My research in IoT tackles multiple problems a sample of which follows herein:

• IoT platforms based on IPv6/Thread: IPv6 is a key in unifying the heterogeneous protocols inherent in IoT environments. By deploying IPv6 as the unifying network layer protocol, application layer protocols such as MQTT, CoAP, HTTP can then be used on top of IPV6 at the IoT end nodes. This emanles smooth development and deployment standards-based IoT applications. Issues in IPv6 routing using low power nodes, optimized neighbour discovery, and trade-off between connectivity and preserving energy by duty cycling have been in our research agenda. Also, service disovery protocols in IPv6 IoT deployments have been investigated.
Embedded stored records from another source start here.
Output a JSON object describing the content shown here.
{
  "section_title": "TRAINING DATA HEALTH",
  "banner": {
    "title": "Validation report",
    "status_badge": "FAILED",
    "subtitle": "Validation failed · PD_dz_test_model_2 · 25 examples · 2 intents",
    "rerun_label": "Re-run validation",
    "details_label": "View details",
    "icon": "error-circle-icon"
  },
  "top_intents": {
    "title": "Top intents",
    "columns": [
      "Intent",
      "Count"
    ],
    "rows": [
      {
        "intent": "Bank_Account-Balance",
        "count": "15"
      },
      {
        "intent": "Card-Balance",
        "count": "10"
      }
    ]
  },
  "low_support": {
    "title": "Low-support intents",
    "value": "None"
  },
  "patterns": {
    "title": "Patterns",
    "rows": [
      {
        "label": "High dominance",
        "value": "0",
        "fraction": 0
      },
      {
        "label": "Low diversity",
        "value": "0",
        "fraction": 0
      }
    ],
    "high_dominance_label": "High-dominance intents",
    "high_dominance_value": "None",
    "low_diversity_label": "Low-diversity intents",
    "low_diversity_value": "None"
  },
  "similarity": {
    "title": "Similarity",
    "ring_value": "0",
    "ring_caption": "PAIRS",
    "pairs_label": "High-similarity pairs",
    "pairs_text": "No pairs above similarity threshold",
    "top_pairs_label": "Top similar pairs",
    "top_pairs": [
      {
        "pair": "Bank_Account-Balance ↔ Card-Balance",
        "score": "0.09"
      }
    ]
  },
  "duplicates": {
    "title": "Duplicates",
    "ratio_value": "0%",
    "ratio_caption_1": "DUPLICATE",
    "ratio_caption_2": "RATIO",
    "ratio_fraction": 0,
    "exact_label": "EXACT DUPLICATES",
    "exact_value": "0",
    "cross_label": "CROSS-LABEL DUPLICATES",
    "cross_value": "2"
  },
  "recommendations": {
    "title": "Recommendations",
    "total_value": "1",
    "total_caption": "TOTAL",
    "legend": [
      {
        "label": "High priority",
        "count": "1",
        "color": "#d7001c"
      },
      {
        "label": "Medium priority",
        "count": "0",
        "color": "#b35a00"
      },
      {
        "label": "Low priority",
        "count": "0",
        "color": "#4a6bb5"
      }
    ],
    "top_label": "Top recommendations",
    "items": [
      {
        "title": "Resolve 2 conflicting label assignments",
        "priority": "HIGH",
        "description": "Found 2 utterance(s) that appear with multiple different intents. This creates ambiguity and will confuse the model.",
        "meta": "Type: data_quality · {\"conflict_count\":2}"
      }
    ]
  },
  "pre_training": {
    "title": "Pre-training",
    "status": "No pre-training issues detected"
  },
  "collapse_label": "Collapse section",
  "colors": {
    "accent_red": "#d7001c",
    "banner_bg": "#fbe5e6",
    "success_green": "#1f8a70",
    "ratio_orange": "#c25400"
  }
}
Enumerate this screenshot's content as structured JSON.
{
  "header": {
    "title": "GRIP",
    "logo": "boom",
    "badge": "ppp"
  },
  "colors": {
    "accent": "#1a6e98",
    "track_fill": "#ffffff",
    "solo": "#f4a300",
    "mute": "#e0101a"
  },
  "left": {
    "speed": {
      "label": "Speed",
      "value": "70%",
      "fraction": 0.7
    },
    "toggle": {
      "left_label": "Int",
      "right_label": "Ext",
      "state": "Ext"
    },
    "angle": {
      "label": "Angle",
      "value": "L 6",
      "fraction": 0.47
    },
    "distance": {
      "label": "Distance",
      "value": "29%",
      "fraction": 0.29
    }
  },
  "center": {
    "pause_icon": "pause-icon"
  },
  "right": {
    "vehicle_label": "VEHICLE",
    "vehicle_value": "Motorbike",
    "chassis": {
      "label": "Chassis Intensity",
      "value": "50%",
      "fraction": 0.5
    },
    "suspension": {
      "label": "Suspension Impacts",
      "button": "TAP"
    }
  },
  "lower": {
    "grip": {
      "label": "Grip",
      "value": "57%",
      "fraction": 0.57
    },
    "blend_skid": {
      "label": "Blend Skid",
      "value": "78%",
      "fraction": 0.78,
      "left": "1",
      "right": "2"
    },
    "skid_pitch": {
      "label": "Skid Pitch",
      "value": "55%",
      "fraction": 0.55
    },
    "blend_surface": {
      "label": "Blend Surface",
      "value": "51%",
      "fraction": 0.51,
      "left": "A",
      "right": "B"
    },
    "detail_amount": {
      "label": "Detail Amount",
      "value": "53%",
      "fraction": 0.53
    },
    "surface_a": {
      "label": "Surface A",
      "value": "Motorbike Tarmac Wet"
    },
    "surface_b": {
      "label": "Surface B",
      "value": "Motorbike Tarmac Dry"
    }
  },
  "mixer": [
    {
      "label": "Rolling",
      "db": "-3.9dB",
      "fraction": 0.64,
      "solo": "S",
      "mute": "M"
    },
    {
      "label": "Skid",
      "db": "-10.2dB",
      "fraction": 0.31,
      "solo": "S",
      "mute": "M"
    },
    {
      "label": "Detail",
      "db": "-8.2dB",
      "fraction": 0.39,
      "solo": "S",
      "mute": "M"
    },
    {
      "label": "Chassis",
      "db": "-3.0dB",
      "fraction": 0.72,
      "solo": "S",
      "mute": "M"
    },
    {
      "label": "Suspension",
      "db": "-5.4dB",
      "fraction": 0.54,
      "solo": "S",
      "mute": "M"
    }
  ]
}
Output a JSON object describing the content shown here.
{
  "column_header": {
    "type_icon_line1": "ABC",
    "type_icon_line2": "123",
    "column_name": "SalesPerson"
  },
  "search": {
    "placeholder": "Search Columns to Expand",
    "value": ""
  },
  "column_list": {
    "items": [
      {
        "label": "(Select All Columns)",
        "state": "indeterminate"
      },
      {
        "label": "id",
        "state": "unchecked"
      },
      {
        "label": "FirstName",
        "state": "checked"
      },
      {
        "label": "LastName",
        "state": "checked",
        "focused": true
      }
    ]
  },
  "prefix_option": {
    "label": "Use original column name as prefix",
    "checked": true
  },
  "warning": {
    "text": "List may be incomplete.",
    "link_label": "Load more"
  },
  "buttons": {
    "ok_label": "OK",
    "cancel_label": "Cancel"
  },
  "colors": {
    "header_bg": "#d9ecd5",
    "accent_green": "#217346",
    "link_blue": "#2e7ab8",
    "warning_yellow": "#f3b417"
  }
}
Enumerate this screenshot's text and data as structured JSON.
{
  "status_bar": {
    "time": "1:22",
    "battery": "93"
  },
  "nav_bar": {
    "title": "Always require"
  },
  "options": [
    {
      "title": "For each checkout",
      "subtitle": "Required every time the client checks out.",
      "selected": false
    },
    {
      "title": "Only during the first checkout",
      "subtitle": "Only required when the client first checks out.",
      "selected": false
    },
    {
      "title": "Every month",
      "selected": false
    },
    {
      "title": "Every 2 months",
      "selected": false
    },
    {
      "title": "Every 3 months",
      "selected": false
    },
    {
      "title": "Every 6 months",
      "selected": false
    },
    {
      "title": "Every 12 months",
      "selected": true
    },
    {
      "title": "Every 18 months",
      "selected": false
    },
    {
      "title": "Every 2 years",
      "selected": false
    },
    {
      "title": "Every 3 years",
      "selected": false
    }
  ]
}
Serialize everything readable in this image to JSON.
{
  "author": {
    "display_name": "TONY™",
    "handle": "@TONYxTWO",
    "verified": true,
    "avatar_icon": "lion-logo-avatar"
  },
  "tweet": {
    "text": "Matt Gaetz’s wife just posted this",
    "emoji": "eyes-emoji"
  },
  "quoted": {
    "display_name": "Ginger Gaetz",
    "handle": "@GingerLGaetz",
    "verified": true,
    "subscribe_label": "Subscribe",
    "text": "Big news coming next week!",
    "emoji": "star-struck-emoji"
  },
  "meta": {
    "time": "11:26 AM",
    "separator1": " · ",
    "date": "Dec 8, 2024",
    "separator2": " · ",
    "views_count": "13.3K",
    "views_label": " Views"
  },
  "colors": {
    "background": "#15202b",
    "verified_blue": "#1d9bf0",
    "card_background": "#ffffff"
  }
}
• Facilitating large-scale data-driven IoT Deployment: The goal of this research is to increase the adoption of IoT services and infrastructure by tackling one of IoT main roadblocks, namely deployment complexity. Toward this goal, we propose to develop an interoperable and scalable platform for mashup of services provided by IoT devices. More specifically, we propose to achieve three objectives: 1) to develop a protocol for service discovery independent of the underlying application layer, network layer, or physical layer. Our proposed work will be based on recent IETF draft as well as our previous work in this area; 2) to develop a service composition/mashup construction software tool capable of enabling developers to construct “services” using mashups of discovered nodes and their declared services; and 3) to develop a market-ready product prototype for energy-efficient buildings using air-conditioning and lighting systems control based on the developed techniques in 1 and 2 and several other enhancements needed to take this prototype to successful commercialization

In this area, we apply machine learning models to some interesting problems in networking and communications. Our first target is using deep learning to identify malware in Mobile and IoT environments. This research is performed with the Candaian Company Wedge Networks. The growth of mobile devices and IoT applications and consequently, the number of malicious software (or malware) is rapidly increasing in recent years, which calls for the development of advanced and effective malware detection approaches. Traditional methods such as signature-based ones cannot defend users from an increasing number of new types of malware or rapid malware behavior changes. In this research project, we propose a new real-time mobile malware detection approach based on deep learning and static analysis. Instead of using Application Programming Interfaces (APIs) only, we further analyze the source code of Android applications and create their higher-level graphical semantics, which makes it harder for attackers to evade detection. In particular, we use a call graph from method invocations and try to execute such verdict in real-time. Deep learning techniques such as recurrent neural networks and graph convolutional networks will be used as the base model for the malware analysis. Acceleration via the usage of Graphics Processing Units (GPUs) and/or Field-Programmable Gate Arrays (FPGAs) will be pursued in order to expedite the learning and decision-making process.